Harvey: This is probably the worst US flood storm ever; I’ll never be the same
Enlarge / Houston, on Monday, basically all across the city. (credit: Joe Raedle/Getty Images)
Saturday August 25 marks the one-year anniversary of the Texas landfall of Hurricane Harvey. Alongside Hurricane Katrina, it ranks as the costliest hurricane on record for the United States. Revisiting this story now, as another slow-moving hurricane pounds the Hawaiian islands with heavy rainfall and life threatening flooding, seems both appropriate and unfortunate at the same time. As such, we're resurfacing this first-person account from Ars' Houston-based space guru, Eric Berger. The piece originally ran on August 30, 2017 and appears unchanged below.
HOUSTON-Lightning crashed all around as I dashed into the dark night. The parking lot outside my apartment building had become swollen with rains, a torrent about a foot deep rushing toward lower ground God knows where. Amazingly, the garage door rose when I punched the button on the opener. Inside I found what I expected to find-mayhem.

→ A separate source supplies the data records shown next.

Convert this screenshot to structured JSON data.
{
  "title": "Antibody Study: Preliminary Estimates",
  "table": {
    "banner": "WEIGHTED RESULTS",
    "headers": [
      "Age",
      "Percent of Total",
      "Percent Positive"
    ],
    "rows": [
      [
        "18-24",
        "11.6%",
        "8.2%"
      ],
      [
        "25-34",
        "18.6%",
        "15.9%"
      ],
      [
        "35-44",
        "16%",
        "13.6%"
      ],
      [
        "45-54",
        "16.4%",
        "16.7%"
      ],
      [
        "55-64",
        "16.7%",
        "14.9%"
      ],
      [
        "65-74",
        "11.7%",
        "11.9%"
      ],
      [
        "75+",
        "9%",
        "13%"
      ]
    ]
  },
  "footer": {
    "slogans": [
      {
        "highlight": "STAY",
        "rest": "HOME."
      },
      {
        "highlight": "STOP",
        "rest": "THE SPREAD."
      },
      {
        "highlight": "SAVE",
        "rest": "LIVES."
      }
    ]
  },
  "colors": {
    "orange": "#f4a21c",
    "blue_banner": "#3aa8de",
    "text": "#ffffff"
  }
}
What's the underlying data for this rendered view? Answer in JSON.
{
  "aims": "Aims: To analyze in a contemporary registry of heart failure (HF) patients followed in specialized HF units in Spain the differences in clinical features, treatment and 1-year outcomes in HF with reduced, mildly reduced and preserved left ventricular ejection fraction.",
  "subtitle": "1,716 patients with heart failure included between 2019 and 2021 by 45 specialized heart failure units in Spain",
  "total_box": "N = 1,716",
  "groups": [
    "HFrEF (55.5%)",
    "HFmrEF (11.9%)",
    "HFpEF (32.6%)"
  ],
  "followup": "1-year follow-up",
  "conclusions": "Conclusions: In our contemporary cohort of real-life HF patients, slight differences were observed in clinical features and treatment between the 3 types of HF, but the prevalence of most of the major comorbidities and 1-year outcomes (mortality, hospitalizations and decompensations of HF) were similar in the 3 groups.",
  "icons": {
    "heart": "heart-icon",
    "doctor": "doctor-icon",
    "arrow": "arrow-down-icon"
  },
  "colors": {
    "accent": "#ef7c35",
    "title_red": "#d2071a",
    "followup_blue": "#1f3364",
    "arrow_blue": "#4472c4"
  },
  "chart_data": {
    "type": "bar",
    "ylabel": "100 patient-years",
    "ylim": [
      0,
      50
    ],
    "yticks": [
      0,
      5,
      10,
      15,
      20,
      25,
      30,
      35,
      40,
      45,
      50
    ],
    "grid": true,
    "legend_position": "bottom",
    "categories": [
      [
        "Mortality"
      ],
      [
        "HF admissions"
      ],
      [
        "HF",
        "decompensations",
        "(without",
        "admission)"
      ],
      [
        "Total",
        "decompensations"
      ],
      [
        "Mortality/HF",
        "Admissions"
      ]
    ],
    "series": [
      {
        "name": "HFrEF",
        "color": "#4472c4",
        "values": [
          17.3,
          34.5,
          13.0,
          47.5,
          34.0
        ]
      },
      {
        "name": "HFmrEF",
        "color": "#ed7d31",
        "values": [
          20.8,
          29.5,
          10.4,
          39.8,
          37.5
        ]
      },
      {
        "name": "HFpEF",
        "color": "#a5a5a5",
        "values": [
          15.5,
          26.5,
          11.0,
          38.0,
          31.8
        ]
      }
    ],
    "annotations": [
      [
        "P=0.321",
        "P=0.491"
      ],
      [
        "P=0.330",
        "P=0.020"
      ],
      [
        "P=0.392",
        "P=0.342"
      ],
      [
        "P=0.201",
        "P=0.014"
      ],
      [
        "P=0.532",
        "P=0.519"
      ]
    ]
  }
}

In dismay, I scooped up a box of books that had been on the floor. As I did, one of the sodden bottom flaps gave way, and a heavy book splashed into the water: From Dawn to Decadence, a timeless account of the Western world's great works by Jacques Barzun. Almost immediately, a current from the rushing water beyond the garage door pulled the tome away, forever. Damn, I loved that book. An indescribably bad night had just gotten that little bit worse.